France 24, la BBC et aujourd’hui Euronews : en quelques mois, ces télévisions se sont mises à l’arabe avec l’objectif de se faire entendre, via le satellite, par une large population dans le Moyen-Orient et en Afrique du Nord, mais les premiers bilans semblent mitigés.
À ces télévisions s’ajoutent la chaîne américaine al-Hurra (« la libre », lancée en 2004) et la russe Russia al-Yaum (« Russie aujourd’hui », lancée en 2007). La Deutsche Welle émet, elle, trois heures par jour en arabe depuis 2005.
Un porte-parole de la BBC a indiqué que la chaîne était « comblée par la réaction » du public, quatre mois après le lancement de la BBC Arabic Television, sans toutefois disposer de chiffres d’audience. Son budget s’élèvera à 25 millions de livres (33 millions d’euros) dès qu’elle diffusera 24h/24. Le passage de 12 à 24 heures de diffusion, prévu initialement pour cet été, est cependant reporté à l’automne. Aucune explication n’a été fournie pour ce délai. La chaîne, qui avait déjà lancé une version arabe en 1994 mais qui s’était arrêtée au bout de deux ans, ambitionne de s’adresser à une audience de 20 millions de téléspectateurs par semaine d’ici à 2010.
France 24 compte de son côté une vingtaine de journalistes arabophones et émet depuis avril 2007 4 heures par jour. Agnès Levallois, directrice adjointe en charge des contenus en arabe, dit être « satisfaite ». « On commence à avoir de bons retours d’audience dans les pays du Maghreb », assure-t-elle. Dans le Proche et Moyen-Orient, en revanche, « c’est plus difficile » : la chaîne française souffre là-bas de « la concurrence très importante » d’al-Jazira et al-Arabiya.
Les deux grandes chaînes panarabes d’information continuent de dominer l’audience. Dans les territoires palestiniens, la première est regardée par la grande majorité de la population, en raison de son ton militant.
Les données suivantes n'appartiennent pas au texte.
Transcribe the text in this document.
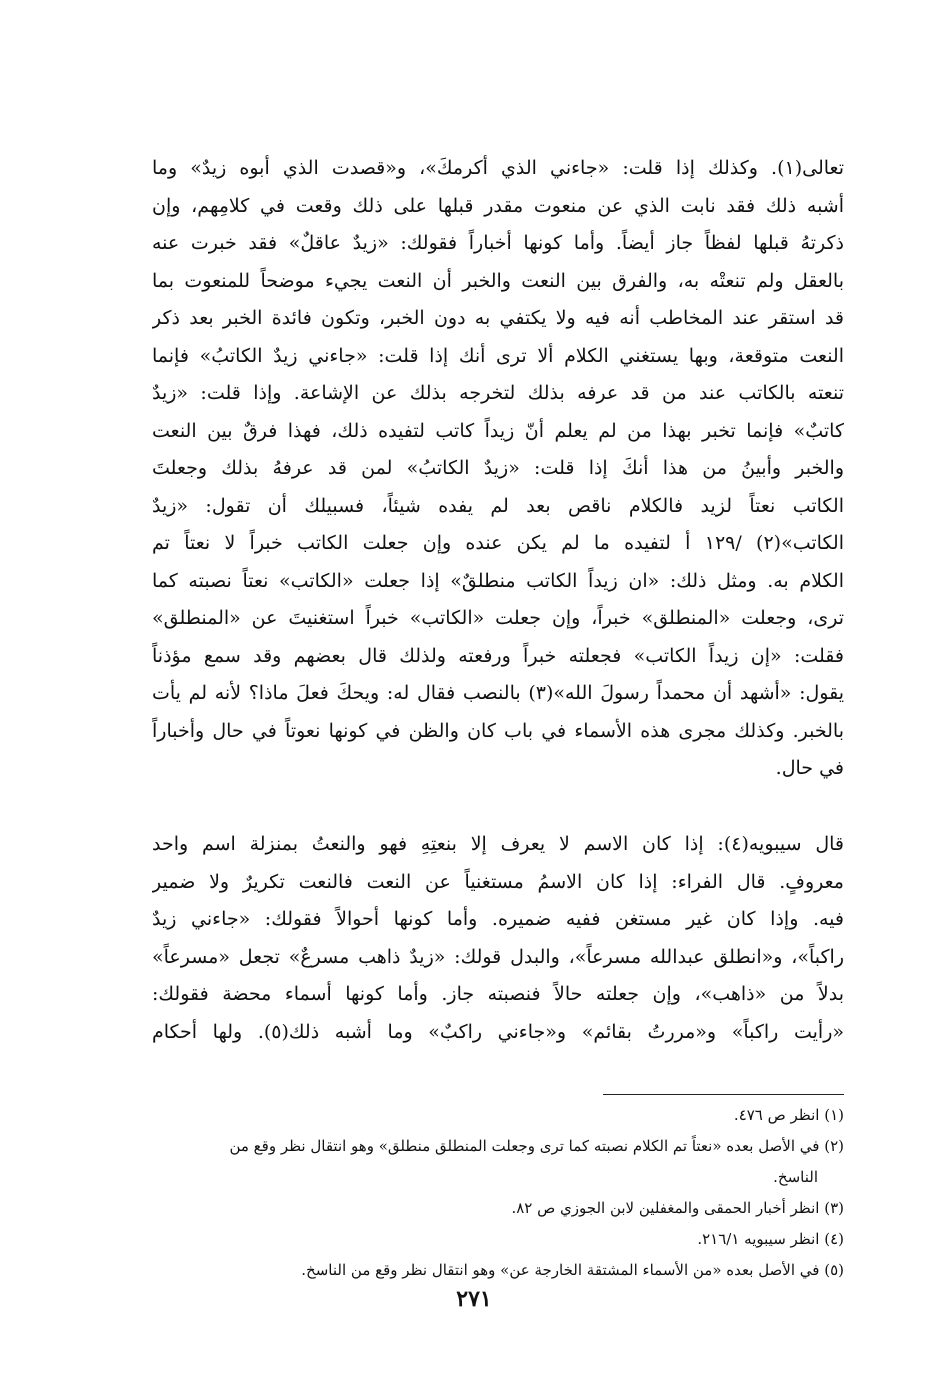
تعالى(١). وكذلك إذا قلت: «جاءني الذي أكرمكَ»، و«قصدت الذي أبوه زيدٌ» وما
أشبه ذلك فقد نابت الذي عن منعوت مقدر قبلها على ذلك وقعت في كلامِهم، وإن
ذكرتهُ قبلها لفظاً جاز أيضاً. وأما كونها أخباراً فقولك: «زيدٌ عاقلٌ» فقد خبرت عنه
بالعقل ولم تنعتْه به، والفرق بين النعت والخبر أن النعت يجيء موضحاً للمنعوت بما
قد استقر عند المخاطب أنه فيه ولا يكتفي به دون الخبر، وتكون فائدة الخبر بعد ذكر
النعت متوقعة، وبها يستغني الكلام ألا ترى أنك إذا قلت: «جاءني زيدٌ الكاتبُ» فإنما
تنعته بالكاتب عند من قد عرفه بذلك لتخرجه بذلك عن الإشاعة. وإذا قلت: «زيدٌ
كاتبٌ» فإنما تخبر بهذا من لم يعلم أنّ زيداً كاتب لتفيده ذلك، فهذا فرقٌ بين النعت
والخبر وأبينُ من هذا أنكَ إذا قلت: «زيدٌ الكاتبُ» لمن قد عرفهُ بذلك وجعلتَ
الكاتب نعتاً لزيد فالكلام ناقص بعد لم يفده شيئاً، فسبيلك أن تقول: «زيدٌ
الكاتب»(٢) /١٢٩ أ لتفيده ما لم يكن عنده وإن جعلت الكاتب خبراً لا نعتاً تم
الكلام به. ومثل ذلك: «ان زيداً الكاتب منطلقٌ» إذا جعلت «الكاتب» نعتاً نصبته كما
ترى، وجعلت «المنطلق» خبراً، وإن جعلت «الكاتب» خبراً استغنيتَ عن «المنطلق»
فقلت: «إن زيداً الكاتب» فجعلته خبراً ورفعته ولذلك قال بعضهم وقد سمع مؤذناً
يقول: «أشهد أن محمداً رسولَ الله»(٣) بالنصب فقال له: ويحكَ فعلَ ماذا؟ لأنه لم يأت
بالخبر. وكذلك مجرى هذه الأسماء في باب كان والظن في كونها نعوتاً في حال وأخباراً
في حال.
قال سيبويه(٤): إذا كان الاسم لا يعرف إلا بنعتِهِ فهو والنعتُ بمنزلة اسم واحد
معروفٍ. قال الفراء: إذا كان الاسمُ مستغنياً عن النعت فالنعت تكريرٌ ولا ضمير
فيه. وإذا كان غير مستغن ففيه ضميره. وأما كونها أحوالاً فقولك: «جاءني زيدٌ
راكباً»، و«انطلق عبدالله مسرعاً»، والبدل قولك: «زيدٌ ذاهب مسرعٌ» تجعل «مسرعاً»
بدلاً من «ذاهب»، وإن جعلته حالاً فنصبته جاز. وأما كونها أسماء محضة فقولك:
«رأيت راكباً» و«مررتُ بقائم» و«جاءني راكبٌ» وما أشبه ذلك(٥). ولها أحكام
(١) انظر ص ٤٧٦.
(٢) في الأصل بعده «نعتاً تم الكلام نصبته كما ترى وجعلت المنطلق منطلق» وهو انتقال نظر وقع من
الناسخ.
(٣) انظر أخبار الحمقى والمغفلين لابن الجوزي ص ٨٢.
(٤) انظر سيبويه ٢١٦/١.
(٥) في الأصل بعده «من الأسماء المشتقة الخارجة عن» وهو انتقال نظر وقع من الناسخ.
٢٧١
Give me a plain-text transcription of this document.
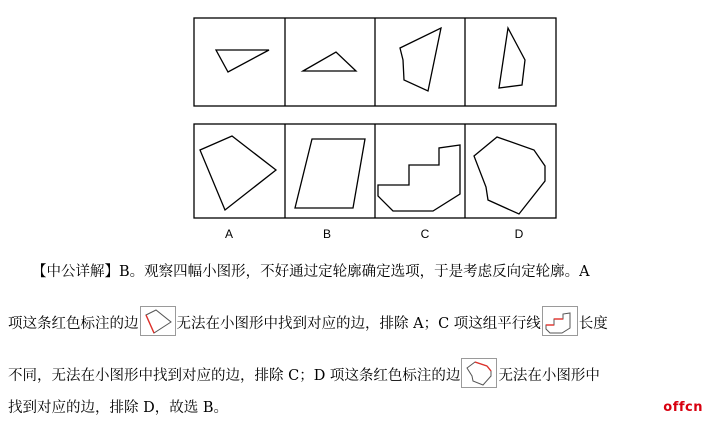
A	B	C	D
【中公详解】B。观察四幅小图形，不好通过定轮廓确定选项，于是考虑反向定轮廓。A
项这条红色标注的边	无法在小图形中找到对应的边，排除 A；C 项这组平行线	长度
不同，无法在小图形中找到对应的边，排除 C；D 项这条红色标注的边	无法在小图形中
找到对应的边，排除 D，故选 B。	offcn
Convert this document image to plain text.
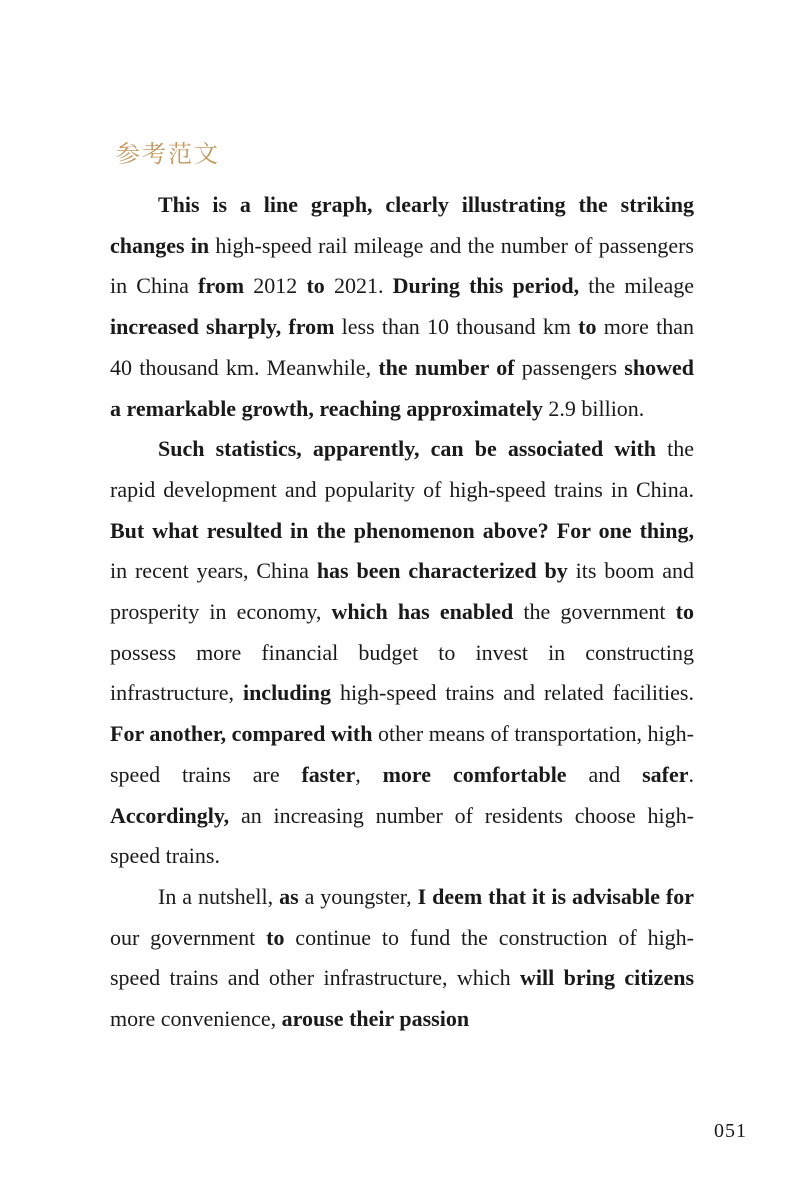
参考范文

This is a line graph, clearly illustrating the striking changes in high-speed rail mileage and the number of passengers in China from 2012 to 2021. During this period, the mileage increased sharply, from less than 10 thousand km to more than 40 thousand km. Meanwhile, the number of passengers showed a remarkable growth, reaching approximately 2.9 billion.

Such statistics, apparently, can be associated with the rapid development and popularity of high-speed trains in China. But what resulted in the phenomenon above? For one thing, in recent years, China has been characterized by its boom and prosperity in economy, which has enabled the government to possess more financial budget to invest in constructing infrastructure, including high-speed trains and related facilities. For another, compared with other means of transportation, high-speed trains are faster, more comfortable and safer. Accordingly, an increasing number of residents choose high-speed trains.

In a nutshell, as a youngster, I deem that it is advisable for our government to continue to fund the construction of high-speed trains and other infrastructure, which will bring citizens more convenience, arouse their passion

051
Beaucoup ne savent même pas que des chaînes occidentales en arabe existent.
Selon un centre d’étude d’opinion en Jordanie, les premiers résultats de la BBC sont décevants. « Elle n’a pas réussi à susciter de l’intérêt », selon ce centre, qui ajoute qu’al-Hurra a presque disparu des écrans, souffrant de ses liens avec l’administration américaine.
Pour la sociologue d’origine algérienne Leila Babès, « globalement dans le monde arabo-musulman, il y a de la méfiance à l’égard des médias occidentaux, surtout lorsqu’ils font passer des messages des grandes puissances ».
Le philosophe Malek Chebel, également d’origine algérienne, se montre assez pessimiste quant à l’avenir de ces chaînes. « Elles vont se concurrencer entre elles », estime-t-il. « Elles ne vont pas conquérir les téléspectateurs arabes : ceux qui écoutent religieusement al-Jazira ou al-Manar (la télévision du Hezbollah) ne vont pas changer », affirme-t-il. « Dans le meilleur des cas, les téléspectateurs arabes vont les utiliser pour compléter les informations », ajoute Malek Chebel.
Pour le politologue libanais Joseph Bahout, « le consommateur de télévision se promène un peu sur toutes les chaînes. À un moment, il écoutera ces chaînes-là ». « Mais est-ce qu’elles le fidéliseront ? » interroge-t-il. Mais selon ce politologue, le plus important « n’est pas l’audience ». « La bataille se situe au niveau politique et non au niveau des parts de marché. Comme on a une ambassade dans le monde arabe, il faut avoir une télévision; ça fait partie de l’arsenal diplomatique. Il faut exister politiquement », estime-t-il.